Shema Yisrael: Hear Israel, G-d is One; this prayer was given over in the parasha before Tisha B'Av; the medicine given before the illness. Reb Shlomo gives over from the Gemara that the destruction of the Temple and the coming of the Mashiah is like a woman giving birth to a baby. That the nine months of giving birth to a baby is also like the letter Tet, nine, which is Tisha B'Av, the day that Mashiach will be born.  A woman sounds 70 voices as she gives birth to her baby. We women are sounding 70 voices as we live from inside this long birth of a new Mashiach consciousness, all the pain and joy and beauty that it contains. 

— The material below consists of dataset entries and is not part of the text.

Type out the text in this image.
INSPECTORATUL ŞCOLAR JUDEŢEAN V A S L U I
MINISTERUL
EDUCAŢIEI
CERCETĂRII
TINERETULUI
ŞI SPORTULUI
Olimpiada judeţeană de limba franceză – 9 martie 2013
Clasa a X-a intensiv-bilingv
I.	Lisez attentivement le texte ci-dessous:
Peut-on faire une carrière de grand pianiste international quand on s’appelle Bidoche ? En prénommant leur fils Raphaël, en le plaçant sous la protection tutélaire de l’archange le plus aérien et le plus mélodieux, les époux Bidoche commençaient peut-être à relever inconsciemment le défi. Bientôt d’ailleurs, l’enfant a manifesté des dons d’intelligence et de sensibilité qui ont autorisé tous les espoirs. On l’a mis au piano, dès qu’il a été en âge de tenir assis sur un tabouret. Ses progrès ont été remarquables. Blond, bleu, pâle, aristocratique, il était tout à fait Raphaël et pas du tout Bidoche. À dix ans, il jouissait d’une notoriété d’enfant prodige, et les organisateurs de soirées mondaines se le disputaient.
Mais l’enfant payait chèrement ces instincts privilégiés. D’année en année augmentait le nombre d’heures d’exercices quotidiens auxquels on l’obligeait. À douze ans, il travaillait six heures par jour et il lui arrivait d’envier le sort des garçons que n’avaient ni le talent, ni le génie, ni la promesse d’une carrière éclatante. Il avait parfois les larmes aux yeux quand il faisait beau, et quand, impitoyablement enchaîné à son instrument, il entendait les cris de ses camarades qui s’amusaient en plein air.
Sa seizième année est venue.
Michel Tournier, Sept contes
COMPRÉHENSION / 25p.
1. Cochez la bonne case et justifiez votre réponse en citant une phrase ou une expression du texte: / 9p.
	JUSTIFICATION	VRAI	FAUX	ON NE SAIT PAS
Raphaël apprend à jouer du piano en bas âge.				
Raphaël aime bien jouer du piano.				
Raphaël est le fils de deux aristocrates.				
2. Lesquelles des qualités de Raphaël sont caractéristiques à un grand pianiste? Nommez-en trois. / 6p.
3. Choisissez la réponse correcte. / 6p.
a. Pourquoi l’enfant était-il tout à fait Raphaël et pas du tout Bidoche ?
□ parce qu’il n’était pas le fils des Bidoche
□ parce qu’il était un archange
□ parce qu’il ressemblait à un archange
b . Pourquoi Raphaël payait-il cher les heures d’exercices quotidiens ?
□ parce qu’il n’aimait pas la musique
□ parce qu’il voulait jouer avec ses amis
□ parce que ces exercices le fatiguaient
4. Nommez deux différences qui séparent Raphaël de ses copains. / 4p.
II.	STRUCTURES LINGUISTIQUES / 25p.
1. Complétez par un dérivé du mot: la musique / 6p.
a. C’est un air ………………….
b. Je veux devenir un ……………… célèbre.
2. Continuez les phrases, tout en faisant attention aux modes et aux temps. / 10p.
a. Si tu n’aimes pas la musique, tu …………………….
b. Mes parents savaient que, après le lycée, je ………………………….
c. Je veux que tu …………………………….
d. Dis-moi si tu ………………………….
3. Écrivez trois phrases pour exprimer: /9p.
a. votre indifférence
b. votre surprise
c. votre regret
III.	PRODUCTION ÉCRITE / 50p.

The oneness and wholeness is revealed in listening. People listening to each other, our words and songs, to the silences between the words, what is unsaid;  listening to our stories without judging, listening to our own hearts, knowing to hear and value our own thoughts. We can hear past the illusion of ourselves as a collection of parts, to the essential oneness that is revealed in a woman's voice, which can bring together heaven and earth. In hearing, we are allowing that voice be a reflection of G-d's will, as opposed to an object to be possessed, in thought or in action. And as we learn to hear the depth of oneness expressed in women's voices, perhaps we will come to hear the hidden voice of our beloved Eretz Yisrael. Singing a new song. And she will be finally treasured: an expression of G-d's will, a free bird that can never be caged.